何故だろう、死ぬわけじゃないのに首筋に死神の鎌が掛かっている気分だ、もしくは頭に銃を突きつけらているような感覚。


「ははっ、当たり前すぎて気づかなかった」


独り言のように呟く。ベット変わりのソファに横になって、嫌に冴えた頭の中を整理する。


「ずっと続くわけねぇよな、そりゃ……」


どの道、燻っているのもこれまでという訳だ。

ずっと一緒に居たいなら、雨乃側に居たいなら、そろそろ本格的に行動に移す時が来たのだろう。

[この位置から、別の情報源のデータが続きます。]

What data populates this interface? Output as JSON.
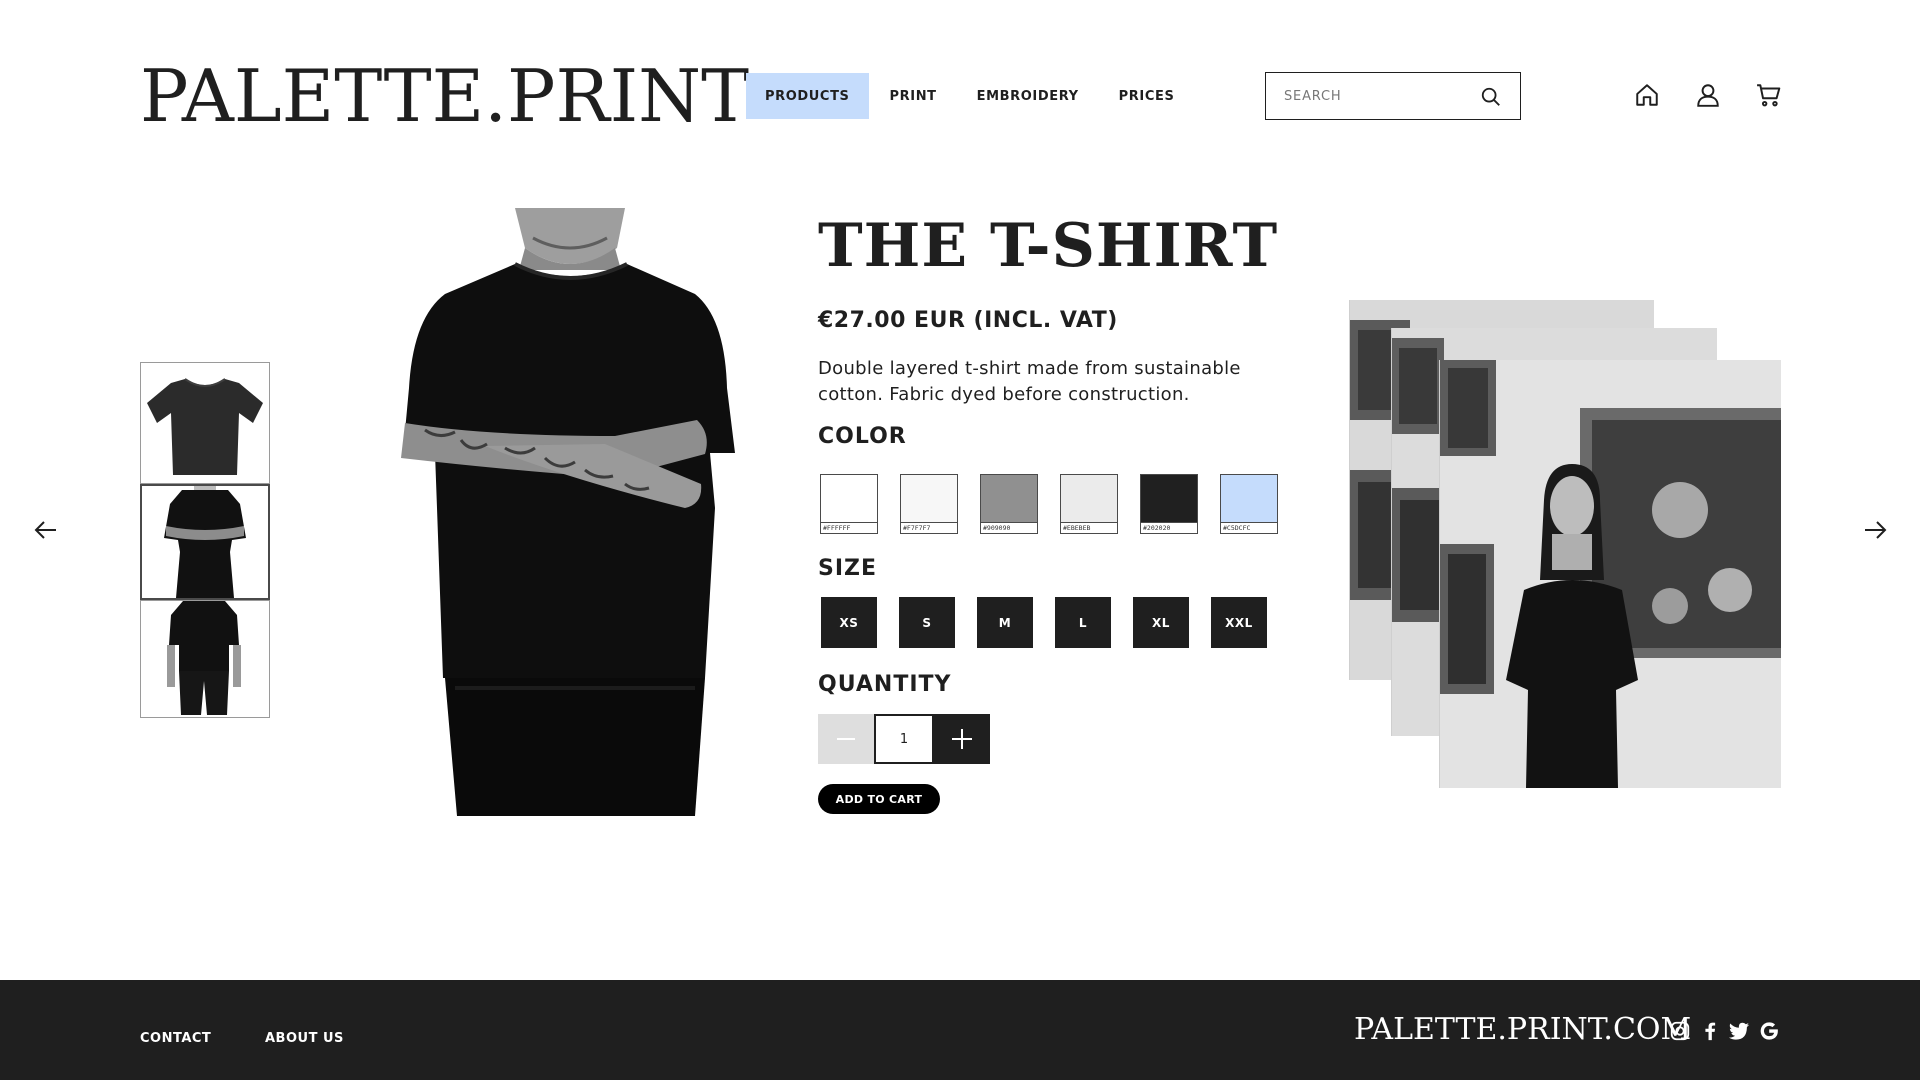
{
  "brand": {
    "logo": "PALETTE.PRINT"
  },
  "nav": {
    "items": [
      {
        "label": "PRODUCTS",
        "active": true
      },
      {
        "label": "PRINT",
        "active": false
      },
      {
        "label": "EMBROIDERY",
        "active": false
      },
      {
        "label": "PRICES",
        "active": false
      }
    ]
  },
  "search": {
    "placeholder": "SEARCH",
    "value": ""
  },
  "header_icons": [
    "home-icon",
    "user-icon",
    "cart-icon"
  ],
  "product": {
    "title": "THE T-SHIRT",
    "price": "€27.00 EUR (INCL. VAT)",
    "description": "Double layered t-shirt made from sustainable cotton. Fabric dyed before construction.",
    "color_label": "COLOR",
    "colors": [
      {
        "hex": "#FFFFFF",
        "label": "#FFFFFF"
      },
      {
        "hex": "#F7F7F7",
        "label": "#F7F7F7"
      },
      {
        "hex": "#909090",
        "label": "#909090"
      },
      {
        "hex": "#EBEBEB",
        "label": "#EBEBEB"
      },
      {
        "hex": "#202020",
        "label": "#202020"
      },
      {
        "hex": "#C5DCFC",
        "label": "#C5DCFC"
      }
    ],
    "size_label": "SIZE",
    "sizes": [
      "XS",
      "S",
      "M",
      "L",
      "XL",
      "XXL"
    ],
    "quantity_label": "QUANTITY",
    "quantity": "1",
    "add_to_cart": "ADD TO CART"
  },
  "thumbnails": [
    {
      "name": "flat-lay",
      "selected": false
    },
    {
      "name": "front-crossed-arms",
      "selected": true
    },
    {
      "name": "back-view",
      "selected": false
    }
  ],
  "footer": {
    "links": [
      "CONTACT",
      "ABOUT US"
    ],
    "domain": "PALETTE.PRINT.COM",
    "social_icons": [
      "instagram-icon",
      "facebook-icon",
      "twitter-icon",
      "google-icon"
    ]
  },
  "colors": {
    "accent": "#C5DCFC",
    "dark": "#1F1F1F",
    "footer_bg": "#1F1F1F"
  }
}
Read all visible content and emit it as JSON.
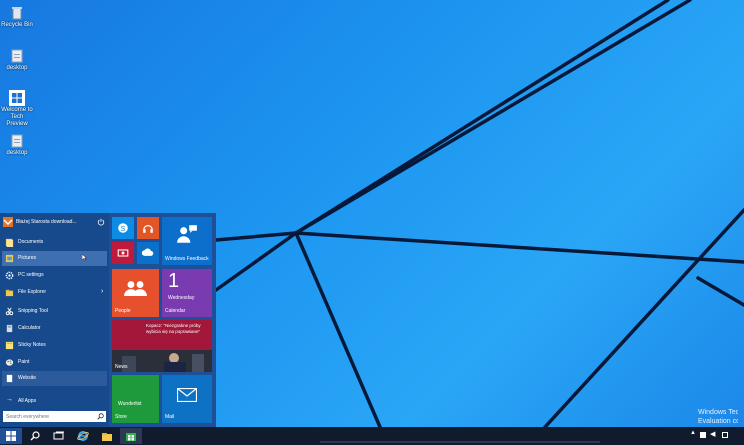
{
  "desktop": {
    "icons": [
      {
        "label": "Recycle Bin",
        "icon": "recycle-bin-icon"
      },
      {
        "label": "desktop",
        "icon": "file-icon"
      },
      {
        "label": "Welcome to Tech Preview",
        "icon": "windows-logo-icon"
      },
      {
        "label": "desktop",
        "icon": "file-icon"
      }
    ]
  },
  "start_menu": {
    "user_name": "Błażej Starosta download...",
    "items": [
      {
        "label": "Documents",
        "icon": "documents-icon",
        "has_arrow": false
      },
      {
        "label": "Pictures",
        "icon": "pictures-icon",
        "has_arrow": false
      },
      {
        "label": "PC settings",
        "icon": "gear-icon",
        "has_arrow": false
      },
      {
        "label": "File Explorer",
        "icon": "folder-icon",
        "has_arrow": true
      },
      {
        "label": "Snipping Tool",
        "icon": "scissors-icon",
        "has_arrow": false
      },
      {
        "label": "Calculator",
        "icon": "calculator-icon",
        "has_arrow": false
      },
      {
        "label": "Sticky Notes",
        "icon": "sticky-note-icon",
        "has_arrow": false
      },
      {
        "label": "Paint",
        "icon": "paint-icon",
        "has_arrow": false
      },
      {
        "label": "Website",
        "icon": "page-icon",
        "has_arrow": false
      }
    ],
    "all_apps_label": "All Apps",
    "search_placeholder": "Search everywhere",
    "tiles": {
      "windows_feedback": "Windows Feedback",
      "people": "People",
      "calendar_day": "1",
      "calendar_weekday": "Wednesday",
      "calendar": "Calendar",
      "news_headline": "Kopacz: \"Niezgrabne próby wybicia się na poprawiane\"",
      "news": "News",
      "store_sub": "Wunderlist",
      "store": "Store",
      "mail": "Mail"
    }
  },
  "watermark": {
    "line1": "Windows Technical Preview",
    "line2": "Evaluation copy."
  },
  "colors": {
    "start_bg": "#1f4f96",
    "skype": "#0c8ce2",
    "music": "#e15526",
    "video": "#bf1a3c",
    "people": "#e7502d",
    "calendar": "#7a3ab0",
    "news": "#a3173b",
    "store": "#1e9a3c",
    "mail": "#0e72c4",
    "feedback": "#0b6fcb"
  }
}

それが例えどんな結末を迎えようと、俺は行動しなきゃいけないのだ、目を開いて現実を見なきゃいけないのだ。


「ほんっっと人生って甘くないのな」


関係が崩れるなんて気にしてる場合じゃなくなった。


そう結論づけてゆっくりと目を閉じる、考えるのは後でもできる。最優先は明日に備えて眠ることだ。明日のことは明日の俺が何とかしやがれ。

そう吐き捨てるように呟いて、深海のような暗闇に身体を沈ませて行った。